The Infernal Machine of Happiness
The 1920s in a fictional Balkan country. The Great War has ended, leaving behind devastation, explosive social tensions, and political radicalization; the anarcho-terrorist organization Weapons of Chaos has been formed; following a coup, a military dictatorship is established, and an assassination is being planned...
Written in the “alternative history” genre, the novel deliberately reorders the historical course of time, reshapes the geopolitical context, transforms events, and invents characters. Thus, in his attempt to create a possible dystopia in the past, he undermines the clichés drummed into us by propaganda.

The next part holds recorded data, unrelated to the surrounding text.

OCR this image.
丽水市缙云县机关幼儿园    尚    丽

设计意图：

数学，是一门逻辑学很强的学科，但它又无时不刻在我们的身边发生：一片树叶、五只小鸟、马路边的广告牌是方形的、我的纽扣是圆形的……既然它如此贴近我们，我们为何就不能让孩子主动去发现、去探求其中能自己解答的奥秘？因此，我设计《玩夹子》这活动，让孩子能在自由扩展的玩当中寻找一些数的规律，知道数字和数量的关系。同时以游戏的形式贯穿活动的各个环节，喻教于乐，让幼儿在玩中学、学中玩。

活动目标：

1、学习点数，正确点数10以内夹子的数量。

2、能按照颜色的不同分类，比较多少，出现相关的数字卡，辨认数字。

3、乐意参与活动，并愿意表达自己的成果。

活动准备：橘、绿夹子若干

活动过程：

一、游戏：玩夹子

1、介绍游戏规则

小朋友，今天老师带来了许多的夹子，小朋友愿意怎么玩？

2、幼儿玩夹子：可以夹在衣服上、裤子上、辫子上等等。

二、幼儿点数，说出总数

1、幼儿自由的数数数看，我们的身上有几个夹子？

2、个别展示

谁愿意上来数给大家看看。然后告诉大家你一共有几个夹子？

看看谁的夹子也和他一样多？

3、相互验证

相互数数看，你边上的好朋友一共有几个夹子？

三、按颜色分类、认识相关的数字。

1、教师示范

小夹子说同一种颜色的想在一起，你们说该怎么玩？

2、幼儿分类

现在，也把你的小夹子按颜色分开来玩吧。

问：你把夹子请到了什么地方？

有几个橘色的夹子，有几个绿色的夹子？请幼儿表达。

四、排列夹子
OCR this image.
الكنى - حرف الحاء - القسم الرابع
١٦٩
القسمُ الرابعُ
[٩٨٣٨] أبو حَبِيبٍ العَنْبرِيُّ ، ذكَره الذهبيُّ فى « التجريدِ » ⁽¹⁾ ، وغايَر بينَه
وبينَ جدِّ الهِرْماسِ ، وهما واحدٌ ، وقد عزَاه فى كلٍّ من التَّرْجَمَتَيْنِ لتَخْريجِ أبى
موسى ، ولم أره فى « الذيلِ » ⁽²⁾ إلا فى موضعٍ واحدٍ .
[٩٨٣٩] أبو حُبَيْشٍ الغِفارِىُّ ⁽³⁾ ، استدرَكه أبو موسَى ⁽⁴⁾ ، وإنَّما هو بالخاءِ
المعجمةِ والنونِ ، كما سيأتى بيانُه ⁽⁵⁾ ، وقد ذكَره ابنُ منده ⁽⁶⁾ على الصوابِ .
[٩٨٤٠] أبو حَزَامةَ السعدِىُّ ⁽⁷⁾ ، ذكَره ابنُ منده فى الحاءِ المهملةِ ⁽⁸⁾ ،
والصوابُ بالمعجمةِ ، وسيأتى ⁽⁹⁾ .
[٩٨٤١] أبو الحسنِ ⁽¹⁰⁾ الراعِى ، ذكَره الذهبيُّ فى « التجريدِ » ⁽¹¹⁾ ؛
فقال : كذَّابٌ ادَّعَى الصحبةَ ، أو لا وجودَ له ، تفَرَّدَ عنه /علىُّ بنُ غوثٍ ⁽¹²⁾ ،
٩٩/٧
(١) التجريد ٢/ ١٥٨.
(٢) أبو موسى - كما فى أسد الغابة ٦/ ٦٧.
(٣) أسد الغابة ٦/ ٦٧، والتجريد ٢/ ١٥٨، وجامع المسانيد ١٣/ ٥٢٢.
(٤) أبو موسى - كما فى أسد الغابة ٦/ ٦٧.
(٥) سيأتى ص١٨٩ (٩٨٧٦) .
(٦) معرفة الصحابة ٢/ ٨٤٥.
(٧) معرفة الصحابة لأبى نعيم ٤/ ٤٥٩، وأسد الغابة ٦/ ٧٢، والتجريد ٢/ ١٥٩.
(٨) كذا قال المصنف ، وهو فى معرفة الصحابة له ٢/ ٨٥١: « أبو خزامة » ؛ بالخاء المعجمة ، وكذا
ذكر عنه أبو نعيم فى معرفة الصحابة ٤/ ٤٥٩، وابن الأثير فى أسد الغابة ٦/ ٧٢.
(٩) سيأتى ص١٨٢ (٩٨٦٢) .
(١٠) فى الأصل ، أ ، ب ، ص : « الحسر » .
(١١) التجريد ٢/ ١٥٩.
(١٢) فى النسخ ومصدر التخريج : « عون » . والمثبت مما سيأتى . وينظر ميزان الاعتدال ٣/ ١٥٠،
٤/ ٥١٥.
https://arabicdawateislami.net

Inventive, grotesquely ironic, and inimitably provocative, The Infernal Machine of Happiness is a scathing socio-political parody, a tale of the quest for universal happiness embodied in maniacal obsessions, whose clash leads to historical catastrophes and hurls humanity into an existence forcibly emptied of history.
Vladislav Todorov
VLADISLAV TODOROV is a Ph. D. in philosophical sciences. He teaches cinema and literature at the University of Pennsylvania. His first book, "The Adam Complex", was published in Sofia (1991). His second book, "Red Square, Black Square: Organon for Revolutionary Imagination" (1995), was published in the United States. It was followed by "Little Paradox for Theater and Other Figures of Life" and "Chaotic Pendulum: Political Journalism". Todorov had written two screen-ready novels - "Zift" and "Zincographer". The second one was filmed under the title "The Chameleon's Color".